Hayashi Manabu, Suzuki Tomohiro, Matsuhashi Nobuo, Ichii Osamu, Tai Mayumi, Ejiri Yutaka, Hakozaki Hando, Ohira Hiromasa
Department of Gastroenterology and Rheumatology, Fukushima Medical University School of Medicine.
Nihon Shokakibyo Gakkai Zasshi. 2014 Jul;111(7):1408-15.

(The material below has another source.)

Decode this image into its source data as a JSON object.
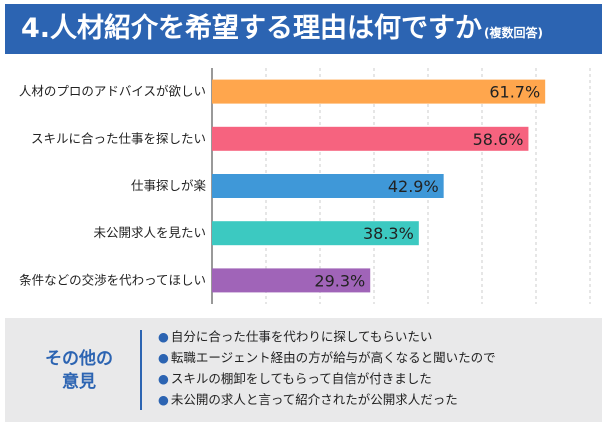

A 70-year-old man with multiple liver tumors was referred to our hospital in 2011. He was histologically diagnosed with a neuroendocrine G1 tumor (World Health Organization classification) following biopsy. He had a history of surgery for an ileal neuroendocrine tumor in 1991. Therefore, the liver tumors were diagnosed as metastases from the ileal neuroendocrine tumor. The patient was successfully treated with hepatic artery embolization, radiofrequency ablation, and octreotide. This report suggests that long-term follow-up with diagnostic imaging may be required for patients with ileal neuroendocrine tumors, even 20 years after the primary surgery.
一名患有多发性肝肿瘤的70岁男性于2011年转诊至我院。活检后,他在组织学上被诊断为神经内分泌G1肿瘤(世界卫生组织分类)。他曾在1991年接受过回肠神经内分泌肿瘤手术。因此,肝肿瘤被诊断为回肠神经内分泌肿瘤转移。该患者通过肝动脉栓塞、射频消融和奥曲肽治疗成功。本报告表明,即使在初次手术后20年,回肠神经内分泌肿瘤患者可能仍需要进行诊断性影像学长期随访。